Variation is the norm: Orthographic variability and metalinguistic stance in Luxembourgish user comments


Panel Affiliation

Embracing variability in NLP

References

Lothritz, Cédric et al. (2023): Comparing Pre-Training Schemes for Luxembourgish BERT Models. Konferenz zur Verarbeitung natürlicher Sprache (KONVENS) 2023.

Purschke, Christoph (2020): Attitudes towards multilingualism in Luxembourg. A comparative analysis of online news comments and crowdsourced questionnaire data. Frontiers in Artificial Intelligence 3:536086. doi: 10.3389/frai.2020.536086.

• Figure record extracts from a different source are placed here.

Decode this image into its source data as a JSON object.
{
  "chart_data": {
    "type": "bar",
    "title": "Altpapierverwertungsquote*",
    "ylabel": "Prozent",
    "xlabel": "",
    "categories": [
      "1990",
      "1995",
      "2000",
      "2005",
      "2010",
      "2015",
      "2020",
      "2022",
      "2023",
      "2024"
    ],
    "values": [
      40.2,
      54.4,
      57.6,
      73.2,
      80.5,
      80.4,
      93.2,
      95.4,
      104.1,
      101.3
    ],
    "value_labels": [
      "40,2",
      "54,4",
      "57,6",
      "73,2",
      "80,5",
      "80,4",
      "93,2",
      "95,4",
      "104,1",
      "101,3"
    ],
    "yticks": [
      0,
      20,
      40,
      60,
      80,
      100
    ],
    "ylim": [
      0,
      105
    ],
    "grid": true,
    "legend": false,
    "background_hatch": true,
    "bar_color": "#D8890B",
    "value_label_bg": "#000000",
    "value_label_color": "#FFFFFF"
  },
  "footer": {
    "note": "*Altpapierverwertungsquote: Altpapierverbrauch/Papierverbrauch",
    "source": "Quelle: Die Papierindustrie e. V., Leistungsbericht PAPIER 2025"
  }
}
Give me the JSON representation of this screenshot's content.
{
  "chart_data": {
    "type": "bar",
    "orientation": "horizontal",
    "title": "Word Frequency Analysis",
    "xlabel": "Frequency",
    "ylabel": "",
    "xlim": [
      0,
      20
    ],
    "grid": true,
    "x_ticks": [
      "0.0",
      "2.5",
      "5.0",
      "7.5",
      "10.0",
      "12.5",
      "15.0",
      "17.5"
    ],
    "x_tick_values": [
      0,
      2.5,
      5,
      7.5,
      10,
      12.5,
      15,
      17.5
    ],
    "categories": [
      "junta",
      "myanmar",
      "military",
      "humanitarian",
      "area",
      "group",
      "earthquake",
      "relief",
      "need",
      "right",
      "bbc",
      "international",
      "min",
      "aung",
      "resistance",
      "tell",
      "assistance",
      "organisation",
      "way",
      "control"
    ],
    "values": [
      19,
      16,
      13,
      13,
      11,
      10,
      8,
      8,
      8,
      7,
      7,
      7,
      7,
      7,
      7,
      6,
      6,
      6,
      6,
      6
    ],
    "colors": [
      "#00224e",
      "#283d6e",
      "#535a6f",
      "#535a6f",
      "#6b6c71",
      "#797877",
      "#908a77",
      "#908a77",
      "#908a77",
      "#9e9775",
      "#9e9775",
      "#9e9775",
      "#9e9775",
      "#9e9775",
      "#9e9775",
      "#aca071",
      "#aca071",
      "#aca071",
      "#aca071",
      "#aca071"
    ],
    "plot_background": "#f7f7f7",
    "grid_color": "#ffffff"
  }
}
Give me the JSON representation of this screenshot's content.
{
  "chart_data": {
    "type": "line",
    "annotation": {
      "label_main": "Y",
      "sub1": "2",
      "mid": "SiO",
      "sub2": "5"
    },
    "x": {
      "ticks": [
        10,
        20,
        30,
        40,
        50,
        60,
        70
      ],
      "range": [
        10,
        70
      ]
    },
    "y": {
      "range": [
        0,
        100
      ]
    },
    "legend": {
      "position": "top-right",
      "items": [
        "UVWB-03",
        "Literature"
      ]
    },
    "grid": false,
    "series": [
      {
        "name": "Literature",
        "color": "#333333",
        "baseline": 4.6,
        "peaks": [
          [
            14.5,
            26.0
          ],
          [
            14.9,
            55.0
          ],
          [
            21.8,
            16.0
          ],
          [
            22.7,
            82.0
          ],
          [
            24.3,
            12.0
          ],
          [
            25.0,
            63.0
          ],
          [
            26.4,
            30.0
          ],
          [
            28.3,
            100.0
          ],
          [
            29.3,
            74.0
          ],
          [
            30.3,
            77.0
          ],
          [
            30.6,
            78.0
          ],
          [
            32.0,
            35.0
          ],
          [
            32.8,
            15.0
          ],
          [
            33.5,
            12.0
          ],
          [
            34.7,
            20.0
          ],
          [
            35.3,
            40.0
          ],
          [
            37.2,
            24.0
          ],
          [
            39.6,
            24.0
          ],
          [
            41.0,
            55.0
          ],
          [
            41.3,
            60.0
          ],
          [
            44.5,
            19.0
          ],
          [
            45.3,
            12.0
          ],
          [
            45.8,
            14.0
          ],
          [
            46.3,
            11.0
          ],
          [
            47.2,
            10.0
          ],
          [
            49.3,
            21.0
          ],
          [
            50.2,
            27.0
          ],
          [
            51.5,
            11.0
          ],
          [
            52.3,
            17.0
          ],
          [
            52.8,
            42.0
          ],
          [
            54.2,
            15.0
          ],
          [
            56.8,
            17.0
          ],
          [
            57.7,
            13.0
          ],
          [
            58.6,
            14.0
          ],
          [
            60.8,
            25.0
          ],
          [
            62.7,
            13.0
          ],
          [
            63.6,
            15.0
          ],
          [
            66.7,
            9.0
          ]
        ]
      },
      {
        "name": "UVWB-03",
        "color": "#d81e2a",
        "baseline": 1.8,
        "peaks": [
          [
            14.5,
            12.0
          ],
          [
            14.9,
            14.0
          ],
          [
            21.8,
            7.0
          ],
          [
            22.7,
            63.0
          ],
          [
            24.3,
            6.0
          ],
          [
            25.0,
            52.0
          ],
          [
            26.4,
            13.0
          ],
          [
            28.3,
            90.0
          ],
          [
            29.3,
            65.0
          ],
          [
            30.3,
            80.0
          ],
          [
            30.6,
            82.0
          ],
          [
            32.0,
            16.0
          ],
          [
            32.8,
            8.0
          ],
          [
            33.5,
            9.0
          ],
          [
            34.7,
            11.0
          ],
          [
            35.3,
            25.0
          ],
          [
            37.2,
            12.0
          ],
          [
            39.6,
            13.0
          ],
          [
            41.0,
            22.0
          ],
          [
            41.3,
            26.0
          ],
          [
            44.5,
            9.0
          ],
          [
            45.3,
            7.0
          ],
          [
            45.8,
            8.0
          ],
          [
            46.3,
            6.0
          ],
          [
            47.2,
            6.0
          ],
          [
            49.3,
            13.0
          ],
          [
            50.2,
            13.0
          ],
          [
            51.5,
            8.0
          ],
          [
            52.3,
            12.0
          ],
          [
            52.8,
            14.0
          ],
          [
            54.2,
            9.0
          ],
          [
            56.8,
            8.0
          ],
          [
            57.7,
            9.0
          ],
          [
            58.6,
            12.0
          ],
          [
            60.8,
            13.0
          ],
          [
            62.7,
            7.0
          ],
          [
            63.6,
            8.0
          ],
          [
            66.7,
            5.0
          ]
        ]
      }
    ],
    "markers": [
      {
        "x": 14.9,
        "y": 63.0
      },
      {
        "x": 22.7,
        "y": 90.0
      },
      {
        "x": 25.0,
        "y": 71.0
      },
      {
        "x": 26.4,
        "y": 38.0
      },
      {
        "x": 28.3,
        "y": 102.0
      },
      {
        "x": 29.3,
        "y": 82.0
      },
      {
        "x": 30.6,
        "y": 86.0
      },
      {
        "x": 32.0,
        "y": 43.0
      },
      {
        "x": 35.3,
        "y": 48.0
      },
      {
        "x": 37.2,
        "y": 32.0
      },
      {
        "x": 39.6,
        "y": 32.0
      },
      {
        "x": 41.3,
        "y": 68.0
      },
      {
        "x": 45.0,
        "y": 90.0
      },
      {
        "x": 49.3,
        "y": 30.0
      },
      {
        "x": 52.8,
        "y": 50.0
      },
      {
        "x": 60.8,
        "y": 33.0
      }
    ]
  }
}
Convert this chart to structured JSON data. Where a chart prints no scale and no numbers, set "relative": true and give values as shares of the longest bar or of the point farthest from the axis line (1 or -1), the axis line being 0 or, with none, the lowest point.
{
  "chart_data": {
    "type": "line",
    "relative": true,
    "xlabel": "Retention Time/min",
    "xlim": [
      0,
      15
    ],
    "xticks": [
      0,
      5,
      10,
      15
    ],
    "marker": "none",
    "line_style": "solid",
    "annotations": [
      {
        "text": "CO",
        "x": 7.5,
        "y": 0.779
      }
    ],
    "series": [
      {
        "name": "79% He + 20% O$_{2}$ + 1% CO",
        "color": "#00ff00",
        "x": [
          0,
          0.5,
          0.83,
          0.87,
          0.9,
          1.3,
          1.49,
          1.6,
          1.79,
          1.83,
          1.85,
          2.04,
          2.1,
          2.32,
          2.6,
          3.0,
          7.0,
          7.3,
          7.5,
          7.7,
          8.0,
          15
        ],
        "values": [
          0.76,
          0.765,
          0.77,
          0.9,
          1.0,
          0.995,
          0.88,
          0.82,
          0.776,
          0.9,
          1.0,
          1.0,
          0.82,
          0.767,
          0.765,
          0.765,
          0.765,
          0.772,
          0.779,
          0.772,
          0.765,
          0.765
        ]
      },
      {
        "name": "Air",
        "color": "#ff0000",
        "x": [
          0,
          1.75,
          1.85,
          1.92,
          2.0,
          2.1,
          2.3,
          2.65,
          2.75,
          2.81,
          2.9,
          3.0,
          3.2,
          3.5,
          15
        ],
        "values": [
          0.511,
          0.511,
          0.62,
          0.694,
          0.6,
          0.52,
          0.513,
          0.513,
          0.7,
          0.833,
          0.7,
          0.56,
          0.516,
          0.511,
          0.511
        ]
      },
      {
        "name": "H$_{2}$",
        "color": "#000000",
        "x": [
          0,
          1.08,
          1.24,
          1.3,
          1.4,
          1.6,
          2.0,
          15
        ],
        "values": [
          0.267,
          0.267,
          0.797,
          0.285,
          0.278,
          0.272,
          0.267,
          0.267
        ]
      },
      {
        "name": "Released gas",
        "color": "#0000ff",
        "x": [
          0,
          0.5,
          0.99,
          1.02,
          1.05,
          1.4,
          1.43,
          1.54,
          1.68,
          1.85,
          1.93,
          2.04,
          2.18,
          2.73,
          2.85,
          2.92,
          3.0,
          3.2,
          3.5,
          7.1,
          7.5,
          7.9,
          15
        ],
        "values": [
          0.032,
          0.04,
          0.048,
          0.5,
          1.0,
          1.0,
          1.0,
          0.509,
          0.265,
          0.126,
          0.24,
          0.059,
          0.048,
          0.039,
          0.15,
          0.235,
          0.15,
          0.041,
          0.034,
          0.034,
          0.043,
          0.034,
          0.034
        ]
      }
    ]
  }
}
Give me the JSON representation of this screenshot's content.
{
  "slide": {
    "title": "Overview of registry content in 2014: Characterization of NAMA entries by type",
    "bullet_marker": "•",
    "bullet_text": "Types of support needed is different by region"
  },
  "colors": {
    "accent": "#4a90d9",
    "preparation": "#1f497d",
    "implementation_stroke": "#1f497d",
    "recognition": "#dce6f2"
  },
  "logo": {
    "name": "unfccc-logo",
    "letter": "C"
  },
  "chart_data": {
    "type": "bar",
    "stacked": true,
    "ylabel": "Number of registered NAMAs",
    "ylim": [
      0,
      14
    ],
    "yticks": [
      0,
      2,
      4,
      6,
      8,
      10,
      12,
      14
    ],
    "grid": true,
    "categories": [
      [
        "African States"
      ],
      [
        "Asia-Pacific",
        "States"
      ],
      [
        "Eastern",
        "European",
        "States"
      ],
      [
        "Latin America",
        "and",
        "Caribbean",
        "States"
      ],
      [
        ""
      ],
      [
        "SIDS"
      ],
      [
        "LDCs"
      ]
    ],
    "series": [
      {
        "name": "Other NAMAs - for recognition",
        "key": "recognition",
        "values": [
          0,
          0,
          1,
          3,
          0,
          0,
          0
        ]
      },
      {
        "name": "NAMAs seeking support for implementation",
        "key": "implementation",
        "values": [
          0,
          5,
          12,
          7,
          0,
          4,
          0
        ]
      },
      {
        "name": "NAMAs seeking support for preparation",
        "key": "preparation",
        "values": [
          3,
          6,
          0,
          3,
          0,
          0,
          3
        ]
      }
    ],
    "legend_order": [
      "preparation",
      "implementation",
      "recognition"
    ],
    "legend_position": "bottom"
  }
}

Purschke, Christoph (2023): Diskurs-Figuren. Wie Politik und Öffentlichkeit über Sprache sprechen. Hémecht. Zeitschrift für Luxemburger Geschichte 3/2023, 310–327.

Abstract

The structural and societal development of Luxembourgish over the last decades has led to a particular situation full of contrasts: the language has seen a recent upswing in public recognition visible in increasing speaker numbers and political promotion campaigns. At the same time, Luxembourgish has come under pressure in the multilingual language regime, especially vis-à-vis French and English. Supported by the development of digital and social media, the written domain of Luxembourgish has now fully developed; at the same time, its standardization is not yet complete, and a wide range of variation exists in written texts - also because Luxembourgish is hardly part of school curricula. The current dynamics of multilingualism in the country is a recurring theme in public debates, with repercussions on the political programs of political parties; at the same time, the discourse on multilingualism and its expansion has been treading water for decades (Purschke 2023).

The TRAVOLTA project is set against this complex backdrop. It is the first project to systematically study the development of written language in Luxembourgish over the last 20 years, considering public debates about the social significance of the language. Based on the most extensive available corpus of written texts, the complete online archive of RTL.lu, the project analyzes, on the one hand, individual and group-based writing practices and spaces of variation over time (Purschke 2020). In particular, comparing private texts (user comments) and professional products (journalistic articles) provides evidence for a domain-specific development of written Luxembourgish. The second focus of the project is the analysis of discourses on multilingualism and the role of Luxembourgish on the RTL platform. Using the example of user comments, the main focus here is on various procedures of individual stance-taking and their reflection in collective discourses about language. The project relies on a combination of variationist and sociolinguistic methods with machine learning and NLP methods.

In this talk, we present the project's first results, organized around two doctoral theses. In the first phase of the project, the main goal is to develop a set of analytical tools tailored to the particular situation of Luxembourgish, which will allow us to handle the enormous amount of variation in written Luxembourgish and to take it into account when developing language technological solutions. Unlike for larger languages with completed standardization and many NLP resources, for Luxembourgish, there are, so far, hardly any language models or larger annotated data sets, also because factors such as variation and code-switching make model training challenging. At the same time, Luxembourgish is an ideal test case for models and theories from NLP because a small language with a lot of input variation can be used to evaluate the state-of-the-art in automatic language processing systematically and to extend it in the sense of a linguistically and demographically more diverse technology (Lothritz et al. 2023). In addition to data analysis, TRAVOLTA, therefore, also aims to develop new language technology resources for Luxembourgish as a small-language testbed.